Delara swore under her breath. "They're early."

"You expected company?"

"I expected to leave before they found me."

She crossed to a broken window, peering out toward the flats. Heat shimmered over the horizon, but now shapes cut through it — dark, deliberate silhouettes throwing plumes of salt dust into the air.

Elara joined her.

Black transports. Low profile. No markings.

She felt recognition crawl up her spine.

"That's not Raven," she said.

"No," Delara agreed. "It's the people who funded Raven before it even had a name."

Elara's pulse spiked. "The Loop."

Delara nodded once. "They don't clean up loose ends. They recycle them."

The barn creaked as the wind intensified, rattling loose boards like teeth. Somewhere outside, an engine cut. Then another.

Time shrank.

Delara turned back to her. "You wanted the truth? Here it is. Jack didn't just survive. He switched sides."

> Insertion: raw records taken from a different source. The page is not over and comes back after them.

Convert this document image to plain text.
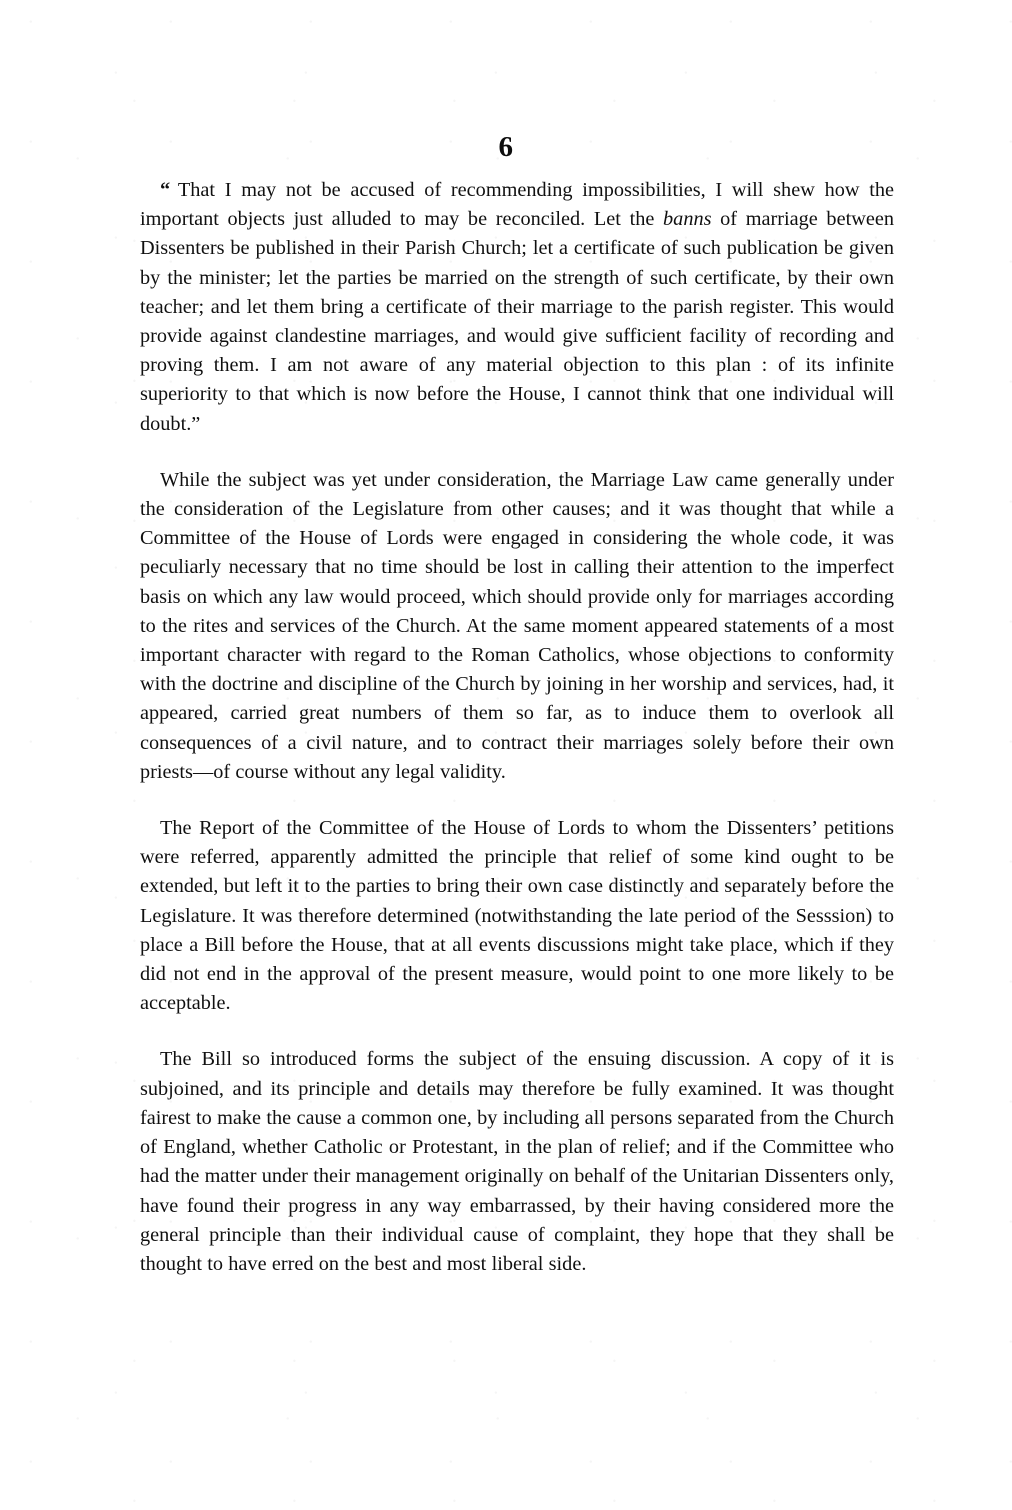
6

“ That I may not be accused of recommending impossibilities, I will shew how the important objects just alluded to may be reconciled. Let the banns of marriage between Dissenters be published in their Parish Church; let a certificate of such publication be given by the minister; let the parties be married on the strength of such certificate, by their own teacher; and let them bring a certificate of their marriage to the parish register. This would provide against clandestine marriages, and would give sufficient facility of recording and proving them. I am not aware of any material objection to this plan : of its infinite superiority to that which is now before the House, I cannot think that one individual will doubt.”

While the subject was yet under consideration, the Marriage Law came generally under the consideration of the Legislature from other causes; and it was thought that while a Committee of the House of Lords were engaged in considering the whole code, it was peculiarly necessary that no time should be lost in calling their attention to the imperfect basis on which any law would proceed, which should provide only for marriages according to the rites and services of the Church. At the same moment appeared statements of a most important character with regard to the Roman Catholics, whose objections to conformity with the doctrine and discipline of the Church by joining in her worship and services, had, it appeared, carried great numbers of them so far, as to induce them to overlook all consequences of a civil nature, and to contract their marriages solely before their own priests—of course without any legal validity.

The Report of the Committee of the House of Lords to whom the Dissenters’ petitions were referred, apparently admitted the principle that relief of some kind ought to be extended, but left it to the parties to bring their own case distinctly and separately before the Legislature. It was therefore determined (notwithstanding the late period of the Sesssion) to place a Bill before the House, that at all events discussions might take place, which if they did not end in the approval of the present measure, would point to one more likely to be acceptable.

The Bill so introduced forms the subject of the ensuing discussion. A copy of it is subjoined, and its principle and details may therefore be fully examined. It was thought fairest to make the cause a common one, by including all persons separated from the Church of England, whether Catholic or Protestant, in the plan of relief; and if the Committee who had the matter under their management originally on behalf of the Unitarian Dissenters only, have found their progress in any way embarrassed, by their having considered more the general principle than their individual cause of complaint, they hope that they shall be thought to have erred on the best and most liberal side.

Elara's breath caught. "He wouldn't."

"You don't know what he would or wouldn't do anymore," Delara shot back. "None of us do."

Footsteps crunched on gravel outside the gate.

Measured. Coordinated.

Elara slipped the data key free just enough to feel its warmth bloom against her palm. Inside her mind, that quiet presence stirred — not alarmed, but aware.

Jack.

Or what remained of him.

"Then we find him," she said.

Delara studied her, something like reluctant respect flickering through the anger. "That's the first thing you've said I agree with."

The barn doors shuddered as something heavy struck them from the outside.

Once.

Twice.

Wood splintered.

Elara raised her gaze, every instinct sharpening into focus. The past, the ghosts, the stolen names — all of it collapsing into a single, brutal clarity.

If Jack Stone was alive…

Then the war they thought they'd survived hadn't even started yet.